Wali nikah itu adalah ayah. Jika ayah tidak ada karena meninggal dunia atau faktor lainnya yang menghambat menurut syara’, maka ayahnya ayah (kakeknya) dan seterusnya sampai ke atas. Untuk itu, keduanya, yakni ayah dan kakek, boleh menikahkan (secara berurutan) sekiranya tidak ada permusuhan yang jelas (di antara orang tua dan anaknya), yakni mengawinkan anak perawan atau anak gadisnya yang tidak perawan lagi karena ulah sesuatu seperti terkoyak oleh jari tangan, sekalipun tanpa persetujuan darinya.
Hak wali atas anak gadisnya
Untuk mengawinkan anak perawan atau anak gadis yang tidak perawanlagi, tidak disyaratkan adanya persetujuan dari yang bersangkutan, baik ia telah berusia balig ataupun belum, mengingat kasih sayang wali di atas terhadapnya tak diragukan lagi. Juga karena ada sebuah hadis riwayat Imam Daruquthni yang mengatakan:
Janda lebih berhak terhadap dirinya daripada walinya, sedangkan perawan dikawinkan oleh ayahnya.

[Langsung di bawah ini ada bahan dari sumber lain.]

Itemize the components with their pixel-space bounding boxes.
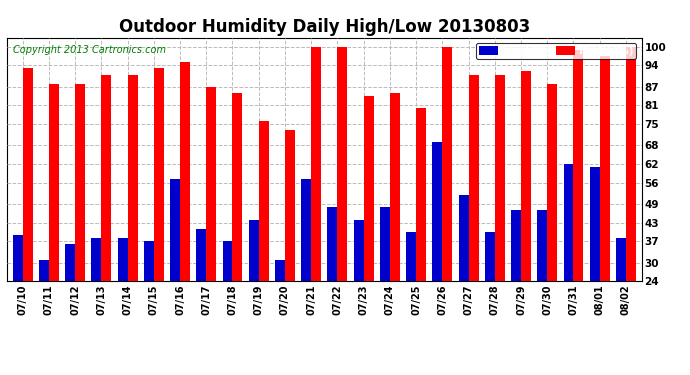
Bar [311, 47, 321, 281]
Bar [600, 56, 610, 281]
Bar [206, 87, 216, 281]
Bar [23, 68, 32, 281]
Bar [616, 238, 626, 281]
Bar [380, 207, 390, 281]
Title: Outdoor Humidity Daily High/Low 20130803: Outdoor Humidity Daily High/Low 20130803 [119, 18, 530, 36]
Bar [117, 238, 128, 281]
Bar [285, 130, 295, 281]
Bar [170, 179, 180, 281]
Bar [564, 164, 573, 281]
Bar [573, 50, 584, 281]
Bar [65, 244, 75, 281]
Bar [337, 47, 347, 281]
Bar [406, 232, 416, 281]
Bar [128, 75, 137, 281]
Bar [459, 195, 469, 281]
Bar [538, 210, 547, 281]
Bar [511, 210, 521, 281]
Bar [144, 241, 154, 281]
Legend: Low  (%), High  (%): Low (%), High (%) [476, 43, 636, 59]
Bar [485, 232, 495, 281]
Bar [547, 84, 558, 281]
Bar [196, 229, 206, 281]
Bar [626, 47, 636, 281]
Bar [328, 207, 337, 281]
Bar [433, 142, 442, 281]
Bar [416, 108, 426, 281]
Bar [469, 75, 479, 281]
Bar [101, 75, 111, 281]
Bar [180, 62, 190, 281]
Bar [75, 84, 85, 281]
Bar [39, 260, 49, 281]
Bar [12, 235, 23, 281]
Bar [442, 47, 453, 281]
Text: Copyright 2013 Cartronics.com: Copyright 2013 Cartronics.com [13, 45, 166, 55]
Bar [154, 68, 164, 281]
Bar [495, 75, 505, 281]
Bar [590, 167, 600, 281]
Bar [302, 179, 311, 281]
Bar [390, 93, 400, 281]
Bar [521, 72, 531, 281]
Bar [259, 121, 268, 281]
Bar [275, 260, 285, 281]
Bar [233, 93, 242, 281]
Bar [364, 96, 373, 281]
Bar [249, 219, 259, 281]
Bar [222, 241, 233, 281]
Bar [49, 84, 59, 281]
Bar [354, 219, 364, 281]
Bar [91, 238, 101, 281]
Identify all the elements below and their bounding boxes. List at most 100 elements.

Tetapi dengan syarat hendaknya ia dikawinkan kepada lelaki yang sekufu’ (seimbang dengannya), yakni mampu membayar mahar mitsil-nya.
Seandainya wali mujbir, yakni ayah atau kakek mengawinkan dia bukan dengan lelaki yang seimbang, mka nikahnya tidak sah.
Demikian pula seandainya wali mengawinkannya dengn lelaki yang tidak mampu membayar maskawinnya. Demikianlah pendapat yang dipegang Imam Nawawi dan Imam Rafi’i.
Akan tetapi, menurut pendapat yang dipilih oleh segolongan ulama ahli tahqiq, nikah sah dalam kasus yang kedua (yakni dikawinkan dengan lelaki yang tidak mampu membayar maskawinnya).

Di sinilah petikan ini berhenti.